Foto: Marcos Corrêa/PR
 
Jornal GGN – Não houve eleições internas e tampouco seguiu o inicialmente planejado pelo próprio presidente Michel Temer. Mas com os altos índices de reprovação, alvo de inquéritos e para avançar em articulações pré-campanha eleitoral, o mandatário deu a palavra final hoje de que era melhor abrir mão de uma candidatura, para trabalhar no nome de Henrique Meirelles.
 
Antes de realizar o evento de última hora com a cúpula e caciques do MDB, Temer teria conversado com seu marqueteiro Elsinho Mouco, ainda na manhã de hoje, para fazer o gesto de mostrar a desistência e o apoio a Meirelles como pré-candidato à disputa ao Planalto.
 
A informação é do blog de Andréia Sadi, que apurou que o próprio marqueteiro, um dos principais aliados da possível campanha e candidatura do emedebista, agora estaria pedindo para que Temer retire, o quanto antes, a sua intenção de se candidatar.
 
O motivo seria supostamente as investigações no âmbito do Supremo Tribunal Federal (STF) que miram Temer e, inclusive, seus familiares, por suposto recebimento de propina.
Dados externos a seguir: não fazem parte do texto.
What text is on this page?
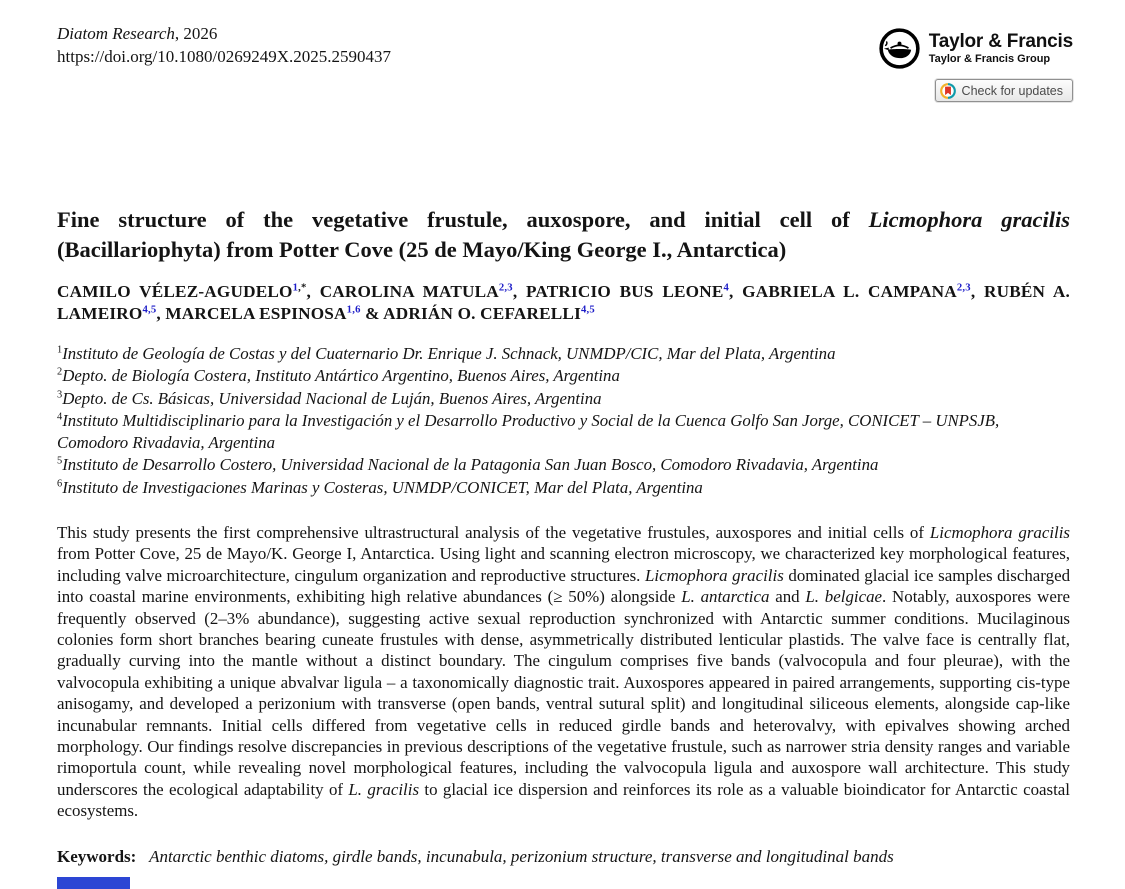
Diatom Research, 2026
https://doi.org/10.1080/0269249X.2025.2590437
Taylor & Francis
Taylor & Francis Group
Check for updates
Fine structure of the vegetative frustule, auxospore, and initial cell of Licmophora gracilis (Bacillariophyta) from Potter Cove (25 de Mayo/King George I., Antarctica)
CAMILO VÉLEZ-$AGUDELO^{1,*}$, CAROLINA MATULA$^{2,3}$, PATRICIO BUS LEONE$^4$, GABRIELA L. CAMPANA$^{2,3}$, RUBÉN A. LAMEIRO$^{4,5}$, MARCELA ESPINOSA$^{1,6}$ & ADRIÁN O. CEFARELLI$^{4,5}$
$^1$Instituto de Geología de Costas y del Cuaternario Dr. Enrique J. Schnack, UNMDP/CIC, Mar del Plata, Argentina
$^2$Depto. de Biología Costera, Instituto Antártico Argentino, Buenos Aires, Argentina
$^3$Depto. de Cs. Básicas, Universidad Nacional de Luján, Buenos Aires, Argentina
$^4$Instituto Multidisciplinario para la Investigación y el Desarrollo Productivo y Social de la Cuenca Golfo San Jorge, CONICET – UNPSJB, Comodoro Rivadavia, Argentina
$^5$Instituto de Desarrollo Costero, Universidad Nacional de la Patagonia San Juan Bosco, Comodoro Rivadavia, Argentina
$^6$Instituto de Investigaciones Marinas y Costeras, UNMDP/CONICET, Mar del Plata, Argentina

This study presents the first comprehensive ultrastructural analysis of the vegetative frustules, auxospores and initial cells of Licmophora gracilis from Potter Cove, 25 de Mayo/K. George I, Antarctica. Using light and scanning electron microscopy, we characterized key morphological features, including valve microarchitecture, cingulum organization and reproductive structures. Licmophora gracilis dominated glacial ice samples discharged into coastal marine environments, exhibiting high relative abundances (≥ 50%) alongside L. antarctica and L. belgicae. Notably, auxospores were frequently observed (2–3% abundance), suggesting active sexual reproduction synchronized with Antarctic summer conditions. Mucilaginous colonies form short branches bearing cuneate frustules with dense, asymmetrically distributed lenticular plastids. The valve face is centrally flat, gradually curving into the mantle without a distinct boundary. The cingulum comprises five bands (valvocopula and four pleurae), with the valvocopula exhibiting a unique abvalvar ligula – a taxonomically diagnostic trait. Auxospores appeared in paired arrangements, supporting cis-type anisogamy, and developed a perizonium with transverse (open bands, ventral sutural split) and longitudinal siliceous elements, alongside cap-like incunabular remnants. Initial cells differed from vegetative cells in reduced girdle bands and heterovalvy, with epivalves showing arched morphology. Our findings resolve discrepancies in previous descriptions of the vegetative frustule, such as narrower stria density ranges and variable rimoportula count, while revealing novel morphological features, including the valvocopula ligula and auxospore wall architecture. This study underscores the ecological adaptability of L. gracilis to glacial ice dispersion and reinforces its role as a valuable bioindicator for Antarctic coastal ecosystems.

Keywords: Antarctic benthic diatoms, girdle bands, incunabula, perizonium structure, transverse and longitudinal bands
O presidente também é alvo de outros inquéritos, como o dos Portos e da Odebrecht, no Supremo.
 
Após a definição da estratégia pelo mandatário, o MDB se reuniu em Brasília nesta terça. Não realizaram eleições internas do partido. Foi apenas um aviso: Henrique Meirelles anunciou que é o nome da sigla para a corrida eleitoral.
 
O evento foi chamado de “Encontro com o Futuro”. Em discurso, Michel Temer disse que membros do partido “chamam” Meirelles para ser o “presidente do Brasil”. “Eu quero concluir dizendo que foi para isso, Meirelles, para essas palavras que foram ditas aqui, que nós chamamos você, e chamamos para ser presidente do Brasil”, afirmou.
 
A cerimônia contou com a presença do ex-ministro da Fazenda, Temer e diversos caciques do MDB. “Ficarei orgulhosíssimo se um dia, no plano pessoal e institucional, se um dia o Meirelles for proclamado pelo voto popular presidente da República Federativa do Brasil”, concliu o emedebista.